The MLFF_inference.py script
The MLFF_inference.py script can be used to perform a few basic inference tasks with machine learning force fields (MLFFs). These tasks include single point evaluation, geometry or lattice ,and molecular dynamics simulations. The advantage of molecular dynamics simulations with MLFF_inference.py is the ability to handle small unit cells. For larger systems, Desmond is highly recommended.
The command syntax is:
$SCHRODINGER/run MLFF_inference.py [options]

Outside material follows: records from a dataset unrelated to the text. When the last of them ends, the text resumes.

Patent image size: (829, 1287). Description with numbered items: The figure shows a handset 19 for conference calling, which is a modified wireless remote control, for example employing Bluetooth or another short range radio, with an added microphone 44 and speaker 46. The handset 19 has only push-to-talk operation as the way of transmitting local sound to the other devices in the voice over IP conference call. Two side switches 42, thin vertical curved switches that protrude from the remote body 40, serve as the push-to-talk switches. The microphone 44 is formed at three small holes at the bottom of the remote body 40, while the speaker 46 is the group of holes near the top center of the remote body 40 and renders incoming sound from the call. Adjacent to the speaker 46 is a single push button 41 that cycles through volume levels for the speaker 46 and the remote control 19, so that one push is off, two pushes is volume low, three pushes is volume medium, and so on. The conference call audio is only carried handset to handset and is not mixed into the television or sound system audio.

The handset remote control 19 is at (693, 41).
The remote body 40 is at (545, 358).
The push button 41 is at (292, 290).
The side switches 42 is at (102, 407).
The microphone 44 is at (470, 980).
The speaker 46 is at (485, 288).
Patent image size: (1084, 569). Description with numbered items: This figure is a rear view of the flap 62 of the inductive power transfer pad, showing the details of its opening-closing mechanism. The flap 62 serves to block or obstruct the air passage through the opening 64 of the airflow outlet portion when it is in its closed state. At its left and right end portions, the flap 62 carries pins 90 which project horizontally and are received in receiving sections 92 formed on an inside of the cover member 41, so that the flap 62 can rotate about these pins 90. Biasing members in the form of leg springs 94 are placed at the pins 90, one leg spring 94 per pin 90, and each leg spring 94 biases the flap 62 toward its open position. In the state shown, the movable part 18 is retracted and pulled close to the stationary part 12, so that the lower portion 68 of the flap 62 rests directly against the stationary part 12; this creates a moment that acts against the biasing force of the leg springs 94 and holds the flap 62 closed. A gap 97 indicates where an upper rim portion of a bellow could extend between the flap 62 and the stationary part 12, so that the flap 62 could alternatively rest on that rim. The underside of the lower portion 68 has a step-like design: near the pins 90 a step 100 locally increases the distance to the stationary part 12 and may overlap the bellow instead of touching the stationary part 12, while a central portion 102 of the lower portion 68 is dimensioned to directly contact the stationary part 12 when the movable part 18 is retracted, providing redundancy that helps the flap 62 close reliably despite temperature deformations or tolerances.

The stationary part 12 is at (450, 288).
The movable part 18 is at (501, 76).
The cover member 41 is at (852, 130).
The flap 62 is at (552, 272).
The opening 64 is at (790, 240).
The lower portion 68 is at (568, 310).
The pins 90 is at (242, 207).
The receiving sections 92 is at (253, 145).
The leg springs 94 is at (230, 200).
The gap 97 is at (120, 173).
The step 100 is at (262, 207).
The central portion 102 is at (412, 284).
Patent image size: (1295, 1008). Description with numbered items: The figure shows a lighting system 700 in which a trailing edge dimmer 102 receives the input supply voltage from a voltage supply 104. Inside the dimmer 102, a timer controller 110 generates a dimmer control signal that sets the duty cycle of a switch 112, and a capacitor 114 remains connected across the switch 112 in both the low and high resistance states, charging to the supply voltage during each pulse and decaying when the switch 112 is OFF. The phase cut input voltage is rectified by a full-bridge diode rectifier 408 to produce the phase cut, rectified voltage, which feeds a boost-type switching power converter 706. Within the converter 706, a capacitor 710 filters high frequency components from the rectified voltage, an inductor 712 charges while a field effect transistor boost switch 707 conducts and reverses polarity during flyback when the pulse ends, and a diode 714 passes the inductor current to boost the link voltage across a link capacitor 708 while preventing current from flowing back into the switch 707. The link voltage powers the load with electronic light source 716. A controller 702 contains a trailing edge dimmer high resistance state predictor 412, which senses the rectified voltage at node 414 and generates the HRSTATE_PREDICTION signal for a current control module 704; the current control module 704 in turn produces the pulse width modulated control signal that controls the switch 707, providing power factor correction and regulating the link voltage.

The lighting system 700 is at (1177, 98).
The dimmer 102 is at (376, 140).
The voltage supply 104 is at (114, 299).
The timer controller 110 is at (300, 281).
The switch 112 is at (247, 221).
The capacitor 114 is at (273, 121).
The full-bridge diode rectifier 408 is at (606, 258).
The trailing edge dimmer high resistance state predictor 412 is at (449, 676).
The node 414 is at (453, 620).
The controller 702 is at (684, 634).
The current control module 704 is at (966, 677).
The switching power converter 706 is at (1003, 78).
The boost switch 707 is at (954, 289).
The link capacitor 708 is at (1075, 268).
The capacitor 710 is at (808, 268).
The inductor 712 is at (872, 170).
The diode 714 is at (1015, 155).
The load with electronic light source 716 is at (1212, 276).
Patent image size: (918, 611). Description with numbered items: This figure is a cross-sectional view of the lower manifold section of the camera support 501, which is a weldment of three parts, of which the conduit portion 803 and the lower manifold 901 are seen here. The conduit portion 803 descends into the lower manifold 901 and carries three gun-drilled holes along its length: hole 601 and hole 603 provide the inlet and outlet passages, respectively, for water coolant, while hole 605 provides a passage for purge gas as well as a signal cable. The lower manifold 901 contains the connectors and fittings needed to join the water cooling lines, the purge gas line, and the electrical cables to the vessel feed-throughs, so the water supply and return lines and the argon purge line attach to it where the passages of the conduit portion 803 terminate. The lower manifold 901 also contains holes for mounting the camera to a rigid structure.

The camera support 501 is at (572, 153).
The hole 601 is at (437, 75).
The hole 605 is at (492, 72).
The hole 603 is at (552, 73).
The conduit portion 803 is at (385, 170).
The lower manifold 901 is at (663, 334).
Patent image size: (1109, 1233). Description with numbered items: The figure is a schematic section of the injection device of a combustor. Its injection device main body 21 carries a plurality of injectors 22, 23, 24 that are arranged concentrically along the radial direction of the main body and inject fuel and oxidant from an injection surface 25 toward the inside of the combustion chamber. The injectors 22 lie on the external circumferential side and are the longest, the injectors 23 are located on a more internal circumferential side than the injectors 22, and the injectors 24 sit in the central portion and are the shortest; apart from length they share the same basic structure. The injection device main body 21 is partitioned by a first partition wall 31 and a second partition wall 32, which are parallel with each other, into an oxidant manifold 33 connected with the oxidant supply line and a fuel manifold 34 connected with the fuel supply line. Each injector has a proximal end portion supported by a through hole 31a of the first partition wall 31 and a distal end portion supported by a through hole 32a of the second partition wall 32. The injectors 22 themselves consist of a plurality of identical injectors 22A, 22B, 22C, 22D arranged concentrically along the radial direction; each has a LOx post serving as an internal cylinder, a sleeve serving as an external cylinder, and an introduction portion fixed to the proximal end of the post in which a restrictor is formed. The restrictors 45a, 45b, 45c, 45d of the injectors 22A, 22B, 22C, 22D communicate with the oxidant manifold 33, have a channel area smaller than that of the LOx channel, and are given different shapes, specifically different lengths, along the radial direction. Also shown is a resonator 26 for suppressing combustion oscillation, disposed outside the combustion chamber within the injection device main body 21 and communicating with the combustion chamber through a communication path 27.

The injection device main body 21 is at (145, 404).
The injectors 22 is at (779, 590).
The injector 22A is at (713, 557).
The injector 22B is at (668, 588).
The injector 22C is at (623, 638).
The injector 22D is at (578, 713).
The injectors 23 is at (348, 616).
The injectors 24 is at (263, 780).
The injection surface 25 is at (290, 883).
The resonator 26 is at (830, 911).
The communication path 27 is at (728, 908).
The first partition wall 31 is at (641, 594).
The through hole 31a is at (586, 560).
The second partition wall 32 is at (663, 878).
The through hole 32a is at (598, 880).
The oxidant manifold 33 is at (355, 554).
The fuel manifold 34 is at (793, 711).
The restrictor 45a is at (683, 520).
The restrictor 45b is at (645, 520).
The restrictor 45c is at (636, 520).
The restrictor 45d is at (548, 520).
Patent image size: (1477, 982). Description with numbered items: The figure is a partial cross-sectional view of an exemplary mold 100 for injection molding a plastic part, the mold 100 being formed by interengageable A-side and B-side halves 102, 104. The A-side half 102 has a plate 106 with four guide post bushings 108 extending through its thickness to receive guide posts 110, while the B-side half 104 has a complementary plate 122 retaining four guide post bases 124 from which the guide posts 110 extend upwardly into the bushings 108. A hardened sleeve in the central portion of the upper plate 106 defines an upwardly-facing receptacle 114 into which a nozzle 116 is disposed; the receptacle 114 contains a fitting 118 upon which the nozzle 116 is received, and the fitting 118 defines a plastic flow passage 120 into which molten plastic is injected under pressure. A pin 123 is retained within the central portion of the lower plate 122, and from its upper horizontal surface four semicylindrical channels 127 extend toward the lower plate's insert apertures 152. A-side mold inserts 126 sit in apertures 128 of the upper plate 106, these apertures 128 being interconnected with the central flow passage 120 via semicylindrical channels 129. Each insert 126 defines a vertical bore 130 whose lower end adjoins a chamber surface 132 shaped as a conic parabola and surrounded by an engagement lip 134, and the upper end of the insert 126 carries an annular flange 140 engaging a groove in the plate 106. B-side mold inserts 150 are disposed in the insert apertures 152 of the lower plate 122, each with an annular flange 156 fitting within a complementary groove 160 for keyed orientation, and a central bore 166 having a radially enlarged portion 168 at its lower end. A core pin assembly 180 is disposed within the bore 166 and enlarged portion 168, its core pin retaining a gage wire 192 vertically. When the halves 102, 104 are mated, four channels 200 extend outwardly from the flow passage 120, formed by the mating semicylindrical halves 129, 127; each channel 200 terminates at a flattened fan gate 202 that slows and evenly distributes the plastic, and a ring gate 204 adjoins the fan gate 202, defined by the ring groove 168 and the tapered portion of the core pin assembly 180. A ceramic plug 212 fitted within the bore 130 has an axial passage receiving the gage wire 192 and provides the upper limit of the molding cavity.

For a complete list of options, see MLFF_inference.py Command Help or run the command with the –--help option. A few simple examples are given below.
Simple examples
Every execution of MLFF_inference.py requires specification of an MLFF as well as a geometry, specified by a maestro file. This file can contain one or more structures. The script can take a HOST command to specify a compute host. By default all jobs are run on the HOST serially unless the --distribute option is supplied, in which case jobs will be distributed on either the HOST or SUBHOST, if supplied. If a GPU is available it will be used unless double precision is requested (--precision double).
Single point evaluation
To evaluate the single point energy of systems with a MLFF, one only needs to specify the MLFF to use and provide one or more geometries in a maestro file.
$SCHRODINGER/run MLFF_inference.py -–model Organic_Crystals_MPNICE <input file>
An output maestro file ending in _singlepoint will be written and store the predicted energies.
Geometry optimization
To optimize one or more molecules, one only needs to add the flag ––optimize. In this case the optimized structures will be written to a maestro file ending in _optimized.
$SCHRODINGER/run MLFF_inference.py -–model Organic_MPNICE --optimize <input file>
If the input molecule has periodic boundary conditions defined (by chorus properties) it will be treated as such. In such cases one can also optimize the lattice parameters by additionally specifying --optimize-cell.
Molecular Dynamics
Molecular dynamics simulations are requested by specifying the duration of the simulation, in picoseconds by specifying --total-time. The NVE, NVT and NPT ensembles are supported. An example of running 1 ns of NPT dynamics at 298K and 1 atmosphere of pressure is given below.
$SCHRODINGER/run MLFF_inference.py -–model Inorganic_MPNICE -–temperature 298.0 –-presure 1.0 --total-time 1000.0 --time-step 0.5 --ensemble NPT <input file>
In this case a file ending in _traj will be written, which stores frames along the trajectory.